Menuju konten utama

Jejak Orang-orang Indonesia di Pasukan Amerika

Pada Perang Dunia II, orang-orang Indonesia bergabung dan ikut bertempur dengan tentara AS melawan Jepang.

Jejak Orang-orang Indonesia di Pasukan Amerika
Adolf Gustaaf Lembong (tengah). FOTO/Istimewa

tirto.id - Kisah orang-orang Indonesia yang bergabung dengan tentara Amerika pernah terjadi. Mereka menjadi serdadu Amerika Serikat (Amerika) sebelum terbentuknya Tentara Sukarela Pembela Tanah Air (PETA) dan lahirnya Tentara Nasional Indonesia.

Alasan mereka bermacam-macam, antara lain karena sengaja mendaftarkan diri sebagai tentara Amerika saat mereka berada di Amerika, ada juga yang terjebak dalam peperangan lalu bergabung untuk bergerilya melawan tentara pendudukan Jepang.
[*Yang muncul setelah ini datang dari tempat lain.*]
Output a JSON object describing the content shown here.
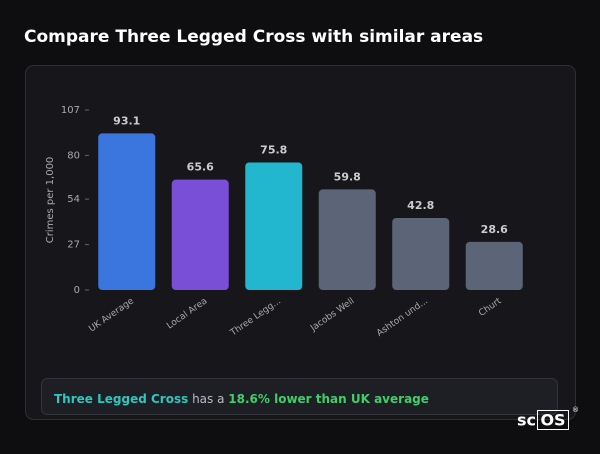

Setelah perang usai, di antara mereka ada yang pulang kembali ke Indonesia dan bergabung dengan TNI yang baru berdiri pada 1945. Namun, tak sedikit juga orang Indonesia yang dipekerjakan sebagai penerjemah pasukan Amerika di Jepang.

Salah satu dari mereka adalah Adolf Gustav Lembong. Namun, Lembong tak pernah mendaftarkan diri sebagai tentara Amerika. Ia hanya tercatat sebagai anggota unit gerilya Luzon, Luzon Guerrilla Army Force (LGAF), yang terkoordinasi dengan satuan tempur Amerika di Timur Jauh, United State America Force Far East (USAFFE). Kisah Lembong ini bisa ditemukan dalam laporan tugasnya di Filipina dalam: Rapporten inzake de guerillaaktiviteiten van KNIL-militair Adolf Lembong als 1e luitenant infanterie van de LGAF USAFFE op de Filipijnen van augustus 1943 tot april 1945 en betreffende zijn voordracht tot toekenning van een koninklijke onderscheiding. (Koleksi Arsip Nasional Belanda). Laporan itu diketik oleh Lembong dalam bahasa Inggris.

Sebelum bergerilya di Filipina, Lembong adalah petugas radio dari Koninklijk Nederlandsch Indische Leger (KNIL) pada era Hindia Belanda. Ia sempat ditawan di Bandung, lalu dijadikan pembantu tentara Jepang (Heiho) di front Pasifik. Ia berhasil kabur bersama orang-orang Minahasa mantan KNIL yang dijadikan Heiho lainnya, lalu bergabung dengan gerilyawan Filipina yang melawan tentara pendudukan Jepang di sana. Mereka di antaranya adalah: Alexander Rawoeng, Jan Pelle, Marcus Taroreh, Marthin Sulu, Alexander Kewas, Albert Mondong, Hendrik Terok, Andries Pacasi, dan William Tantang.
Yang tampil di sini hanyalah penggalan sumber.